Abidjan,22 mars (DiaspoTV.info)- L’ONG Abidjan festival, en collaboration avec le palais de la culture Bernard Binlin Dadié d’Abidjan ouvrira sur les bords de la lagune Ebrié les portes de la quatrième édition du festival AFRIKY-MOUSSO,  le vendredi 29 mars prochain au palais de la culture.

 Cette activité culturelle qui participe chaque deux ans à la promotion de la femme Africaine a choisi pour l’édition 2019 d’une large ouverture sur le continent Africain en invitant toutes les grandes figures de la gente féminine du continent tant dans les milieux culturels, artistiques et  littéraires.

Selon le communiqué reçu par DiaspoTV.Info, plusieurs conférences suivie de débats seront au cœur de cette quatrième édition notamment, les thèmes : « Autonomisation de la jeune fille-mère : Une nécessité pour son épanouissement  animé par Angèle Koué présidente de genre,parité,leadership féminin (GEPALEF),  « Quelles stratégie pour lutter efficacement contre les violences sur les petites filles ? » animé par la psychologue Anna Amagou.

AFRIKY-MOUSSO est un festival multiculturel qui se tient tous les 2 ans. Il est singulièrement animé par les femmes de tous les métiers d’arts et de la mode, provenant essentiellement des pays membres de l’Union Economique et Monétaire Ouest Africaine (UEMOA).

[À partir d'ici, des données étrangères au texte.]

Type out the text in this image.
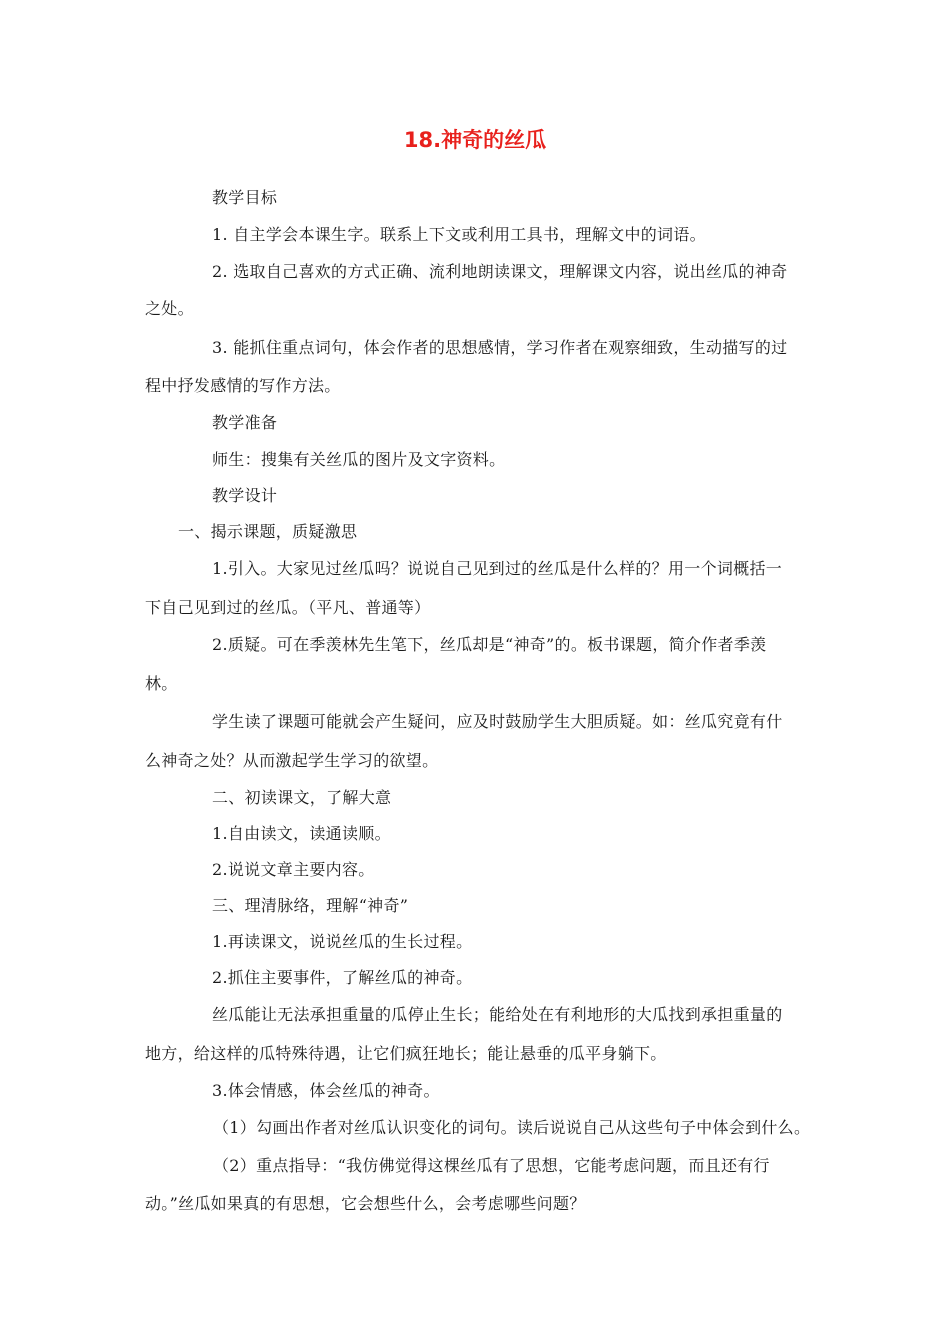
18.神奇的丝瓜

教学目标

1. 自主学会本课生字。联系上下文或利用工具书，理解文中的词语。

2. 选取自己喜欢的方式正确、流利地朗读课文，理解课文内容，说出丝瓜的神奇

之处。

3. 能抓住重点词句，体会作者的思想感情，学习作者在观察细致，生动描写的过

程中抒发感情的写作方法。

教学准备

师生：搜集有关丝瓜的图片及文字资料。

教学设计

一、揭示课题，质疑激思

1.引入。大家见过丝瓜吗？说说自己见到过的丝瓜是什么样的？用一个词概括一

下自己见到过的丝瓜。（平凡、普通等）

2.质疑。可在季羡林先生笔下，丝瓜却是“神奇”的。板书课题，简介作者季羡

林。

学生读了课题可能就会产生疑问，应及时鼓励学生大胆质疑。如：丝瓜究竟有什

么神奇之处？从而激起学生学习的欲望。

二、初读课文，了解大意

1.自由读文，读通读顺。

2.说说文章主要内容。

三、理清脉络，理解“神奇”

1.再读课文，说说丝瓜的生长过程。

2.抓住主要事件，了解丝瓜的神奇。

丝瓜能让无法承担重量的瓜停止生长；能给处在有利地形的大瓜找到承担重量的

地方，给这样的瓜特殊待遇，让它们疯狂地长；能让悬垂的瓜平身躺下。

3.体会情感，体会丝瓜的神奇。

（1）勾画出作者对丝瓜认识变化的词句。读后说说自己从这些句子中体会到什么。

（2）重点指导：“我仿佛觉得这棵丝瓜有了思想，它能考虑问题，而且还有行

动。”丝瓜如果真的有思想，它会想些什么，会考虑哪些问题？
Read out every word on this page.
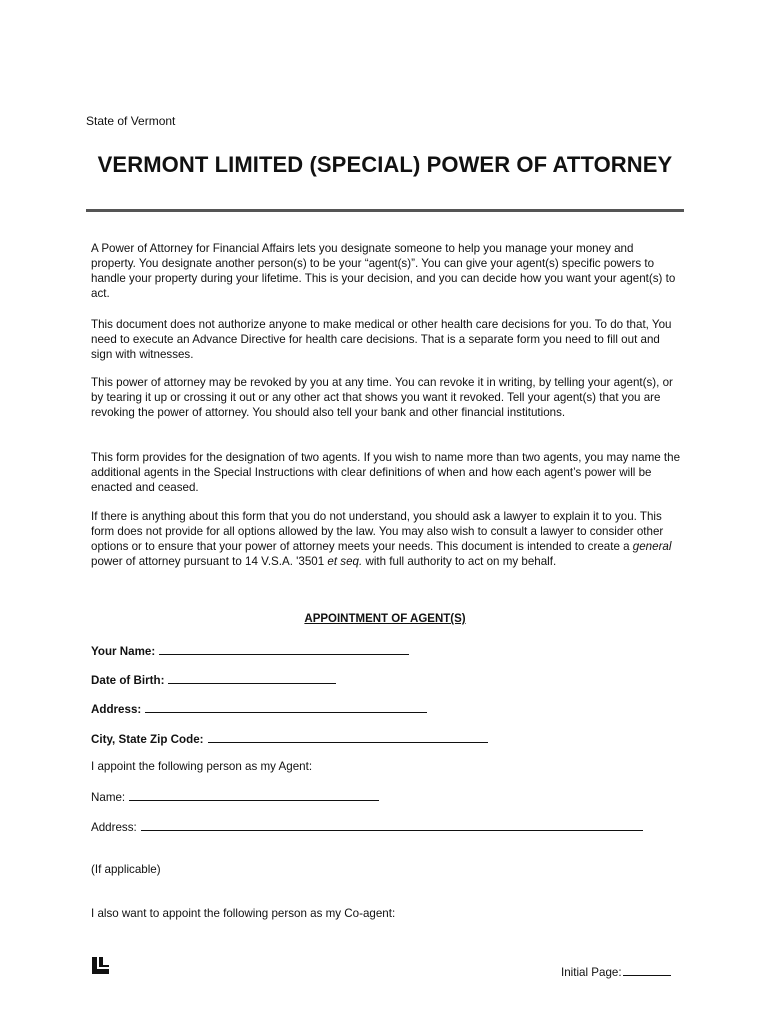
State of Vermont
VERMONT LIMITED (SPECIAL) POWER OF ATTORNEY

A Power of Attorney for Financial Affairs lets you designate someone to help you manage your money and property. You designate another person(s) to be your “agent(s)”. You can give your agent(s) specific powers to handle your property during your lifetime. This is your decision, and you can decide how you want your agent(s) to act.

This document does not authorize anyone to make medical or other health care decisions for you. To do that, You need to execute an Advance Directive for health care decisions. That is a separate form you need to fill out and sign with witnesses.

This power of attorney may be revoked by you at any time. You can revoke it in writing, by telling your agent(s), or by tearing it up or crossing it out or any other act that shows you want it revoked. Tell your agent(s) that you are revoking the power of attorney. You should also tell your bank and other financial institutions.

This form provides for the designation of two agents. If you wish to name more than two agents, you may name the additional agents in the Special Instructions with clear definitions of when and how each agent’s power will be enacted and ceased.

If there is anything about this form that you do not understand, you should ask a lawyer to explain it to you. This form does not provide for all options allowed by the law. You may also wish to consult a lawyer to consider other options or to ensure that your power of attorney meets your needs. This document is intended to create a general power of attorney pursuant to 14 V.S.A. '3501 et seq. with full authority to act on my behalf.

APPOINTMENT OF AGENT(S)
Your Name:
Date of Birth:
Address:
City, State Zip Code:
I appoint the following person as my Agent:
Name:
Address:
(If applicable)
I also want to appoint the following person as my Co-agent:
Initial Page:
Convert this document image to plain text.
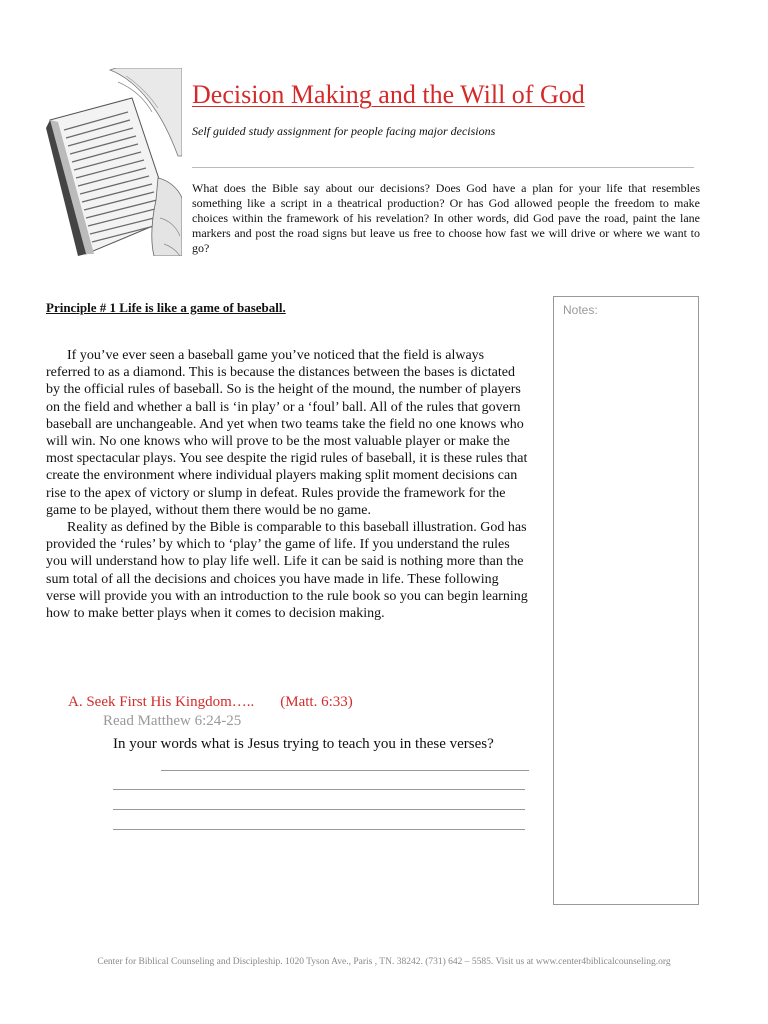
Decision Making and the Will of God
Self guided study assignment for people facing major decisions
What does the Bible say about our decisions? Does God have a plan for your life that resembles something like a script in a theatrical production? Or has God allowed people the freedom to make choices within the framework of his revelation? In other words, did God pave the road, paint the lane markers and post the road signs but leave us free to choose how fast we will drive or where we want to go?
Principle # 1 Life is like a game of baseball.

If you’ve ever seen a baseball game you’ve noticed that the field is always referred to as a diamond. This is because the distances between the bases is dictated by the official rules of baseball. So is the height of the mound, the number of players on the field and whether a ball is ‘in play’ or a ‘foul’ ball. All of the rules that govern baseball are unchangeable. And yet when two teams take the field no one knows who will win. No one knows who will prove to be the most valuable player or make the most spectacular plays. You see despite the rigid rules of baseball, it is these rules that create the environment where individual players making split moment decisions can rise to the apex of victory or slump in defeat. Rules provide the framework for the game to be played, without them there would be no game.

Reality as defined by the Bible is comparable to this baseball illustration. God has provided the ‘rules’ by which to ‘play’ the game of life. If you understand the rules you will understand how to play life well. Life it can be said is nothing more than the sum total of all the decisions and choices you have made in life. These following verse will provide you with an introduction to the rule book so you can begin learning how to make better plays when it comes to decision making.

Notes:
A. Seek First His Kingdom….. (Matt. 6:33)
Read Matthew 6:24-25
In your words what is Jesus trying to teach you in these verses?
Center for Biblical Counseling and Discipleship. 1020 Tyson Ave., Paris , TN. 38242. (731) 642 – 5585. Visit us at www.center4biblicalcounseling.org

AFRIKY-MOUSSO tout en contribuant à la communication pour le changement des mentalités en faveur de la promotion du Genre en Côte-d’Ivoire, donne une lucarne aux femmes d’ici et d’ailleurs pour montrer leur dimension plurielle.

Les conférences-débat constituent un des cadres indiqués pour inciter les participants (institutions étatiques, ONG, particuliers, etc.) à intégrer la promotion du Genre dans leur prise de décision.

AFRIKY-MOUSSO se veut par excellence un espace d’expression et un instrument de promotion et de valorisation de la femme africaine en général et ivoirienne en particulier.

A ce titre, en Côte d’Ivoire, AFRIKY-MOUSSO est la continuation de la célébration de la Journée Internationale de la Femme qui a lieu le 8 mars de chaque année.

Afriky-Mousso est une initiative de l’ONG Abidjan Festival, co-organisé avec le Palais de la Culture Bernard Binlin-Dadié d’Abidjan.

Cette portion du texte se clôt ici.